Tuesday, September 8, 2015

Opposite Think; Religious Freedom is the Opposite of What They Think It Is

On September 8, 2015, a Kentucky County clerk who had been refusing to issue any marriage licences ever since same-sex marriage was upheld was let out of jail after marriage licences began to be issued to all qualified applicants, including same sex couples by the office in which she works.  A judge ordered her deputy clerks to issue the licences.  It remains to be seen whether she will interfere with the issuance of these licences now that she is out of jail.  Her current objection is that same sex marriage offends her religious sensibilities and that her name appears on the paperwork implying her approval even if she does not issue the licence and she is appealing the case based on that objection.

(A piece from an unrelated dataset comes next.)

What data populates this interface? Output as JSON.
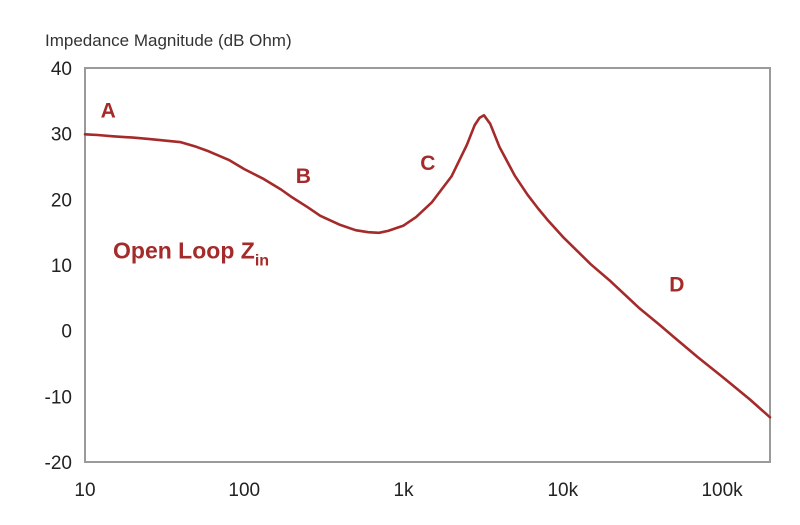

While it was probably ill-advised for the judge to give this clerk the martyrdom she had been seeking by sending her to jail, her obstinate behavior was proving difficult to counter.  How could the judge force her to obey the law after all?  Fines would probably have been a good idea even though they would have been paid easily by her supporters on her behalf.  The licences still would not have been issued.

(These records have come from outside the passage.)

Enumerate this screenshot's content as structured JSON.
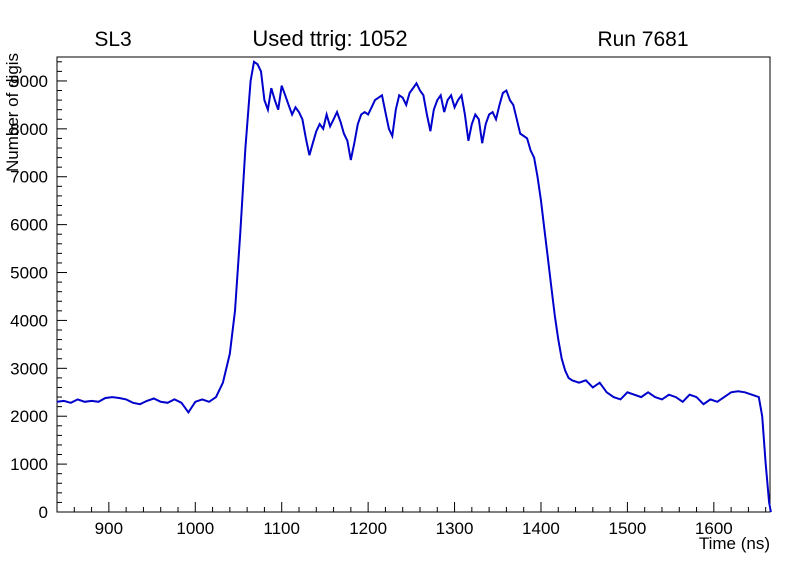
{
  "chart_data": {
    "type": "line",
    "title": "Used ttrig: 1052",
    "left_label": "SL3",
    "right_label": "Run 7681",
    "xlabel": "Time (ns)",
    "ylabel": "Number of digis",
    "xlim": [
      840,
      1665
    ],
    "ylim": [
      0,
      9500
    ],
    "xticks": [
      900,
      1000,
      1100,
      1200,
      1300,
      1400,
      1500,
      1600
    ],
    "yticks": [
      0,
      1000,
      2000,
      3000,
      4000,
      5000,
      6000,
      7000,
      8000,
      9000
    ],
    "x_minor_step": 20,
    "y_minor_step": 200,
    "grid": false,
    "legend_position": "none",
    "line_color": "#0000cc",
    "axis_color": "#000000",
    "background_color": "#ffffff",
    "points": [
      [
        840,
        2300
      ],
      [
        848,
        2320
      ],
      [
        856,
        2280
      ],
      [
        864,
        2350
      ],
      [
        872,
        2300
      ],
      [
        880,
        2320
      ],
      [
        888,
        2300
      ],
      [
        896,
        2380
      ],
      [
        904,
        2400
      ],
      [
        912,
        2380
      ],
      [
        920,
        2350
      ],
      [
        928,
        2280
      ],
      [
        936,
        2250
      ],
      [
        944,
        2320
      ],
      [
        952,
        2370
      ],
      [
        960,
        2300
      ],
      [
        968,
        2280
      ],
      [
        976,
        2350
      ],
      [
        984,
        2280
      ],
      [
        992,
        2080
      ],
      [
        1000,
        2300
      ],
      [
        1008,
        2350
      ],
      [
        1016,
        2300
      ],
      [
        1024,
        2400
      ],
      [
        1032,
        2700
      ],
      [
        1040,
        3300
      ],
      [
        1046,
        4200
      ],
      [
        1052,
        5800
      ],
      [
        1058,
        7600
      ],
      [
        1064,
        9000
      ],
      [
        1068,
        9400
      ],
      [
        1072,
        9350
      ],
      [
        1076,
        9200
      ],
      [
        1080,
        8600
      ],
      [
        1084,
        8400
      ],
      [
        1088,
        8850
      ],
      [
        1092,
        8600
      ],
      [
        1096,
        8400
      ],
      [
        1100,
        8900
      ],
      [
        1104,
        8700
      ],
      [
        1108,
        8500
      ],
      [
        1112,
        8300
      ],
      [
        1116,
        8450
      ],
      [
        1120,
        8350
      ],
      [
        1124,
        8200
      ],
      [
        1128,
        7800
      ],
      [
        1132,
        7450
      ],
      [
        1136,
        7700
      ],
      [
        1140,
        7950
      ],
      [
        1144,
        8100
      ],
      [
        1148,
        8000
      ],
      [
        1152,
        8300
      ],
      [
        1156,
        8050
      ],
      [
        1160,
        8200
      ],
      [
        1164,
        8350
      ],
      [
        1168,
        8150
      ],
      [
        1172,
        7900
      ],
      [
        1176,
        7750
      ],
      [
        1180,
        7350
      ],
      [
        1184,
        7700
      ],
      [
        1188,
        8100
      ],
      [
        1192,
        8300
      ],
      [
        1196,
        8350
      ],
      [
        1200,
        8300
      ],
      [
        1204,
        8450
      ],
      [
        1208,
        8600
      ],
      [
        1212,
        8650
      ],
      [
        1216,
        8700
      ],
      [
        1220,
        8350
      ],
      [
        1224,
        8000
      ],
      [
        1228,
        7850
      ],
      [
        1232,
        8400
      ],
      [
        1236,
        8700
      ],
      [
        1240,
        8650
      ],
      [
        1244,
        8500
      ],
      [
        1248,
        8750
      ],
      [
        1252,
        8850
      ],
      [
        1256,
        8950
      ],
      [
        1260,
        8800
      ],
      [
        1264,
        8700
      ],
      [
        1268,
        8300
      ],
      [
        1272,
        7950
      ],
      [
        1276,
        8400
      ],
      [
        1280,
        8600
      ],
      [
        1284,
        8700
      ],
      [
        1288,
        8350
      ],
      [
        1292,
        8600
      ],
      [
        1296,
        8700
      ],
      [
        1300,
        8450
      ],
      [
        1304,
        8600
      ],
      [
        1308,
        8700
      ],
      [
        1312,
        8300
      ],
      [
        1316,
        7750
      ],
      [
        1320,
        8100
      ],
      [
        1324,
        8300
      ],
      [
        1328,
        8200
      ],
      [
        1332,
        7700
      ],
      [
        1336,
        8100
      ],
      [
        1340,
        8300
      ],
      [
        1344,
        8350
      ],
      [
        1348,
        8200
      ],
      [
        1352,
        8500
      ],
      [
        1356,
        8750
      ],
      [
        1360,
        8800
      ],
      [
        1364,
        8600
      ],
      [
        1368,
        8500
      ],
      [
        1372,
        8200
      ],
      [
        1376,
        7900
      ],
      [
        1380,
        7850
      ],
      [
        1384,
        7800
      ],
      [
        1388,
        7550
      ],
      [
        1392,
        7400
      ],
      [
        1396,
        7000
      ],
      [
        1400,
        6500
      ],
      [
        1404,
        5900
      ],
      [
        1408,
        5300
      ],
      [
        1412,
        4700
      ],
      [
        1416,
        4100
      ],
      [
        1420,
        3600
      ],
      [
        1424,
        3200
      ],
      [
        1428,
        2950
      ],
      [
        1432,
        2800
      ],
      [
        1436,
        2750
      ],
      [
        1444,
        2700
      ],
      [
        1452,
        2750
      ],
      [
        1460,
        2600
      ],
      [
        1468,
        2700
      ],
      [
        1476,
        2500
      ],
      [
        1484,
        2400
      ],
      [
        1492,
        2350
      ],
      [
        1500,
        2500
      ],
      [
        1508,
        2450
      ],
      [
        1516,
        2400
      ],
      [
        1524,
        2500
      ],
      [
        1532,
        2400
      ],
      [
        1540,
        2350
      ],
      [
        1548,
        2450
      ],
      [
        1556,
        2400
      ],
      [
        1564,
        2300
      ],
      [
        1572,
        2450
      ],
      [
        1580,
        2400
      ],
      [
        1588,
        2250
      ],
      [
        1596,
        2350
      ],
      [
        1604,
        2300
      ],
      [
        1612,
        2400
      ],
      [
        1620,
        2500
      ],
      [
        1628,
        2520
      ],
      [
        1636,
        2500
      ],
      [
        1644,
        2450
      ],
      [
        1652,
        2400
      ],
      [
        1656,
        2000
      ],
      [
        1660,
        1000
      ],
      [
        1664,
        200
      ],
      [
        1666,
        0
      ]
    ]
  }
}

Tactics aside, the situation raises a number of questions such as "should she be made to violate her 'religious conscience' so that the rule of law is upheld?"  This generally is a argument whose conclusion depends on how you define "religious freedom" as enumerated in the First Amendment.

The quick and easy answer is the rule of law must prevail BUT if it violates your conscience, religious or otherwise, and you defy it, you must be prepared to accept the consequences of its violation.  This does not mean you can break other laws to signal your opposition to the law in question; no, it means you violate the law in question and hope that the application of the consequences awakens the conscience of the nation in opposition to the supposedly odious law.

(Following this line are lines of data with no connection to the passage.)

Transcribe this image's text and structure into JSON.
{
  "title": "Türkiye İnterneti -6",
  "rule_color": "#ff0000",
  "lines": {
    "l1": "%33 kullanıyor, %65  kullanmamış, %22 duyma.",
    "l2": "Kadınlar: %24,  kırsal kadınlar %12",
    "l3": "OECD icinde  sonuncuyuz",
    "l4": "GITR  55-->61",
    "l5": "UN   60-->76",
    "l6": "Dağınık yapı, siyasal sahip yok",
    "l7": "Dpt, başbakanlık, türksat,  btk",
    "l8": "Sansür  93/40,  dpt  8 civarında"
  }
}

This is what Martin Luther King Jr. and his supporters did when they broke the Jim Crow laws, tried to vote or tried to defy any of the racist segregation laws.  He did not break other laws and he did not commit violence.  He also spent much time in jail suffering the consequences of the laws he broke.  His cause ultimately prevailed in the sense that laws enforcing segregation were eventually outlawed because he indeed did awaken the conscience of the country.  Thank goodness for Martin Luther King, Jr.

So in this sense the County Clerk is working from the Civil Rights playbook.  The question then becomes is whether she is indeed fighting for Religious Freedom and against tyranny.  The answer to this is, pretty much obviously, no, she is not fighting for Religious Freedom.

The comparison to the Civil Rights era is again very useful. First of all, this case actually has nothing to do with religion on a legal level - no one cares why the Clerk is not issuing marriage licences to all qualified applicants.  Her reasons could be arbitrary and capricious or well thought out.  Her reasons are irrelevant.  If an atheist or Hindu, Muslim, Jew, Catholic  or Jedi Knight were to refuse to issue the licences, they would all be in trouble.  The problem is NOT what she believes, it's in her behavior.

That makes all the talk about religious freedom totally bogus since her religious beliefs are simply irrelevant to her being jailed.  An atheist would be heading for that same jail if they did the same thing.

We then come down to whether a person has a right, as a government employee and County Clerk, to not give out marriage licences to mixed race couples (for whatever reason) as occurred pre-Civil Rights or to same sex couples (for whatever reason) as is occurring here.  Obviously the answer is no, there is no such right.

And no, this County Clerk does not want religious freedom; she wants Religious Privilege.  She wants to obey the laws she wants to obey according to her religion in a way the violates the religious beliefs of others.  That is the definition of privilege and is the opposite of Religious Freedom.  Yes, this is Opposite Think.